Recensione Torchlight

Recensione Torchlight

So che i giochi offline, nel mondo del wifi e dei grandi mmorpg, fanno molto anni ’90 e che la longevità e il grado di coinvolgimento in videogames come World of Warcraft, mai potranno essere propri di una qualsiasi avventura che avviene nella più completa solitudine, in forza del suo distacco dal mondo di internet; so anche che i difetti di giochi offline stanno soprattutto nella ripetitività della sequenza di gioco, forse il fantasma più temuto dagli sviluppatori, dovuta ad un‘intelligenza artificiale (IA) che spesso ragiona in un’unica direzione e una volta capito il suo think process, il gioco è già risolto per intero.

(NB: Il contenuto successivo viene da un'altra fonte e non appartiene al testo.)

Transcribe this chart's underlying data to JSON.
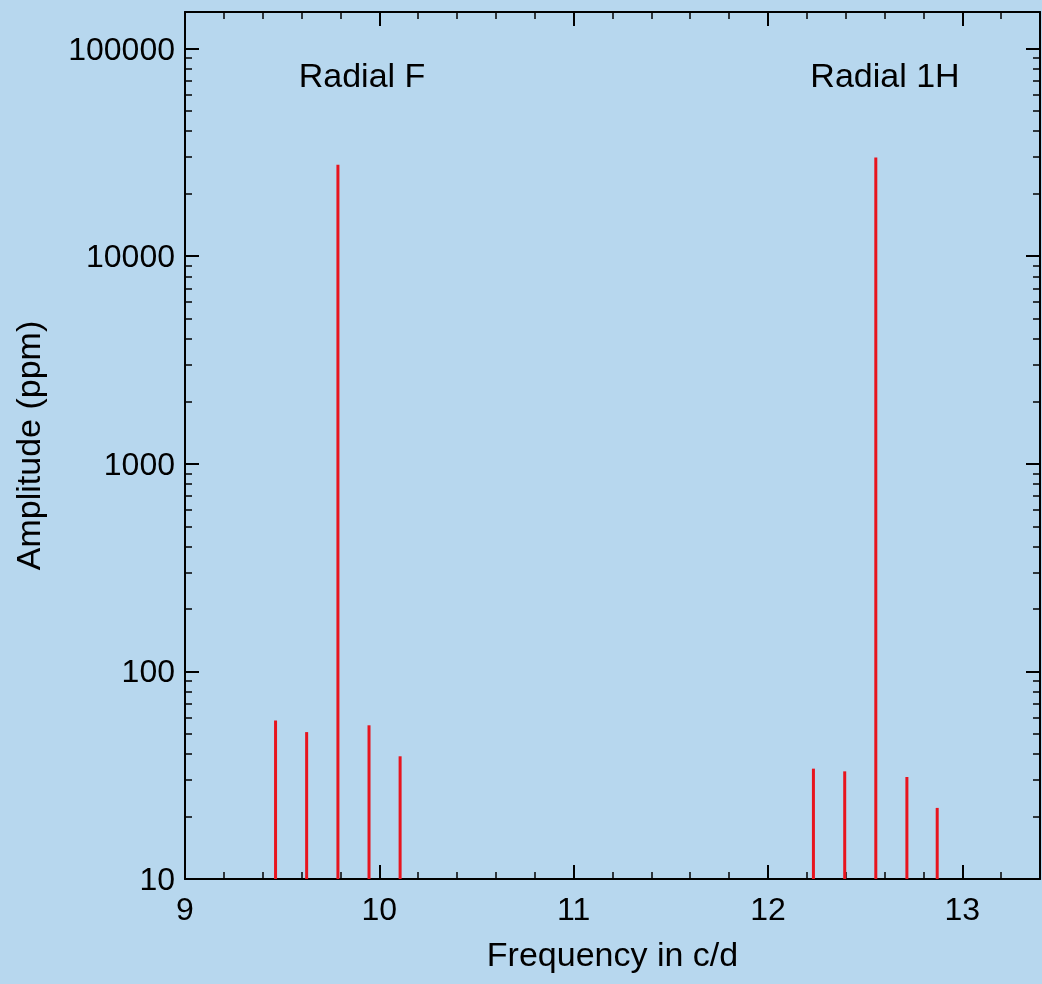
{
  "chart_data": {
    "type": "bar",
    "xlabel": "Frequency in c/d",
    "ylabel": "Amplitude (ppm)",
    "x": [
      9.466,
      9.626,
      9.787,
      9.947,
      10.107,
      12.234,
      12.395,
      12.555,
      12.715,
      12.871
    ],
    "values": [
      58,
      51,
      27600,
      55,
      39,
      34,
      33,
      29900,
      31,
      22
    ],
    "color": "#e8141e",
    "xlim": [
      9,
      13.4
    ],
    "xticks": [
      9,
      10,
      11,
      12,
      13
    ],
    "ylim": [
      10,
      150000
    ],
    "yticks": [
      10,
      100,
      1000,
      10000,
      100000
    ],
    "log": "y",
    "grid": false,
    "annotations": [
      "Radial F",
      "Radial 1H"
    ]
  }
}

Non è, tuttavia, del tutto vero che ci siano giochi che, pur privi di collegamento ad internet ed interazione con players di tutto il mondo, siano in grado di regalarci piacevoli quarti d’ora. Casi isolati e sempre più rari, d’accordo, ma assolutamente esistenti.

Il gioco che andiamo a vedere ora è Torchlight, un adventure game un po’ atipico, che permette di vivere un’esperienza di gioco in una mistica epoca non meglio identificata, che vedi la presenza di valorosi guerrieri, maghi, stregoni e malvagi mostri.

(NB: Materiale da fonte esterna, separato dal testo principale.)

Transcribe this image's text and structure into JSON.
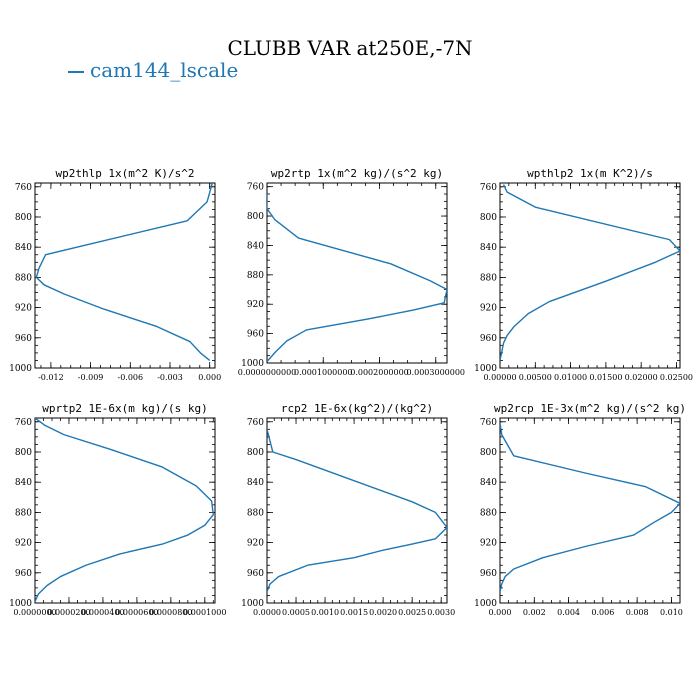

La struttura del gioco è basata su un filone principale, che consiste nel superare i livelli (floors), dalle varie e ben realizzate ambientazioni, dal verde della natura, alla fredda roccia delle cave, per far progredire la trama del gioco, e su scenari incidentali, che sviluppano trame alternative aperte dall’accettazione, o meno, di Quest (richieste, d’aiuto solitamente) proposte da vari personaggi che si incontrano lungo il percorso.

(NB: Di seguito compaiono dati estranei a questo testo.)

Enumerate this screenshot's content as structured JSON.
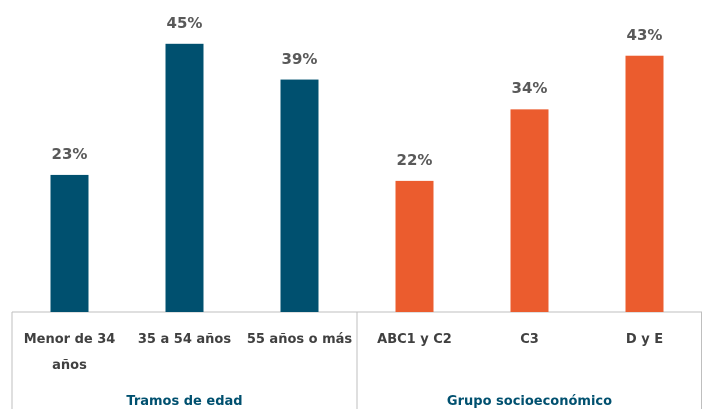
{
  "chart_data": {
    "type": "bar",
    "ylim": [
      0,
      50
    ],
    "groups": [
      {
        "name": "Tramos de edad",
        "color": "#00506f",
        "categories": [
          "Menor de 34 años",
          "35 a 54 años",
          "55 años o más"
        ],
        "values": [
          23,
          45,
          39
        ],
        "value_labels": [
          "23%",
          "45%",
          "39%"
        ]
      },
      {
        "name": "Grupo socioeconómico",
        "color": "#eb5c2e",
        "categories": [
          "ABC1 y C2",
          "C3",
          "D y E"
        ],
        "values": [
          22,
          34,
          43
        ],
        "value_labels": [
          "22%",
          "34%",
          "43%"
        ]
      }
    ]
  }
}
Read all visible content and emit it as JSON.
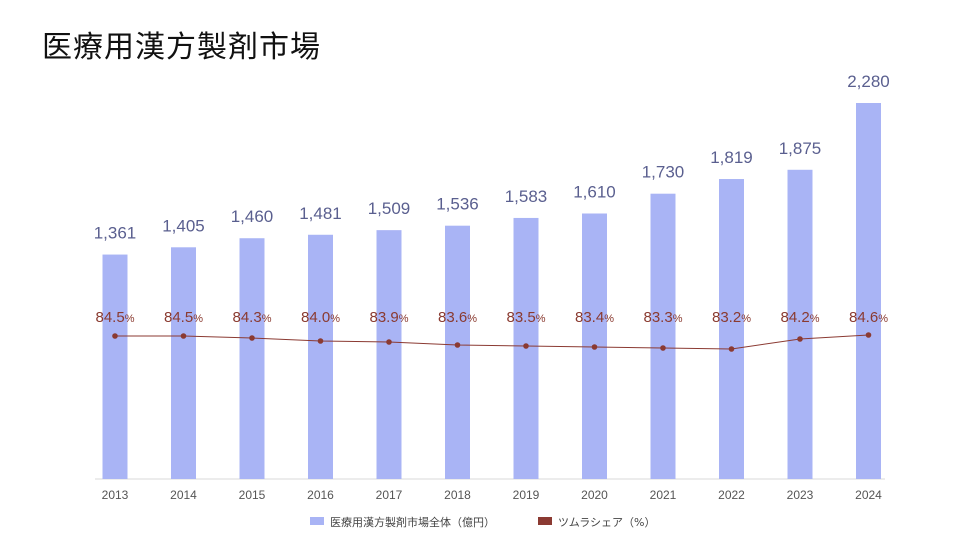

Sono tre i possibili protagonisti con cui giocare, ognuno dei quali ha caratteristiche e abilità proprie: i guerrieri, di base molto forti e resistenti agli attacchi, i ranger, amanti dell’esplorazione, quindi veloci e abili con le armi “range” (da tiro, archi o archibugi) e, infine, gli incantatori, molto poco dotati in forza, ma temibili sotto il punto di vista delle capacità magiche, essendo in grado di lanciare potenti sortilegi.

Accanto al personaggio da noi scelto, molto intelligentemente il gioco, per lenire la solitudine di un uomo in mezzo ad un regno sconfinato, consente di selezionare un animale (cane o gatto, un “pet“), con suoi punti vita e punti mana, che ci verrà sempre dietro durante le mappe e che è fornito di abilità speciali, molte delle quali siamo proprio noi ad insegnargliele, e ci aiuterà in ogni singolo combattimento.

Con lo sconfiggere dei nemici, saliremo di livello; altro fattore che incide positivamente sulla longevità è quello che prevede un amplissimo numero di armi, armature ed equipaggiamenti in generale, di cui la maggioranza è personalizzabile grazie a gemme di vario colore in grado di aumentarne le caratteristiche. Il parco equipaggiamenti, quindi, dai coprispalla, agli elmi, fino agli stivali, è veramente molto nutrito, invogliando il giocatore a proseguire nelle mappe e salire di livelli, al fine di poter indossare o portare epici oggetti di altre ere, in grado di rendere il nostro personaggio molto più forte. Il tutto, ovviamente condito da un centro di ritrovo del gioco, il villaggio del protagonista, raggiungibile in ogni momento tramite un apposito portale creato in qualsiasi parte dei floor, popolato da mercanti di ogni genere, per acquistare letali mazze ferrate o potenti bordoni, far incantare le armi per aggiungere loro capacità di ghiacciare o avvelenare i nemici o, ancora, conservare o vendere gli strumenti raccolti in giro per le missioni, dai nemici caduti o da speciali bauli.

Insomma, un’esperienza di gioco tutta da provare, visto che il prezzo è contenuto (19$, ancora meno se acquistato tramite la piattaforma di Steam), in grado di regalarci momenti piacevoli al termine di una dura giornata di studio o lavoro, senza la pretesa di obbligarci a costruire un progetto impegnativo, con la compagnia di altri giocatori: un gioco che da sè non si prende sul serio e che mira a regalare una porzione di divertimento ai giocatori, senza voler imitare nessuno.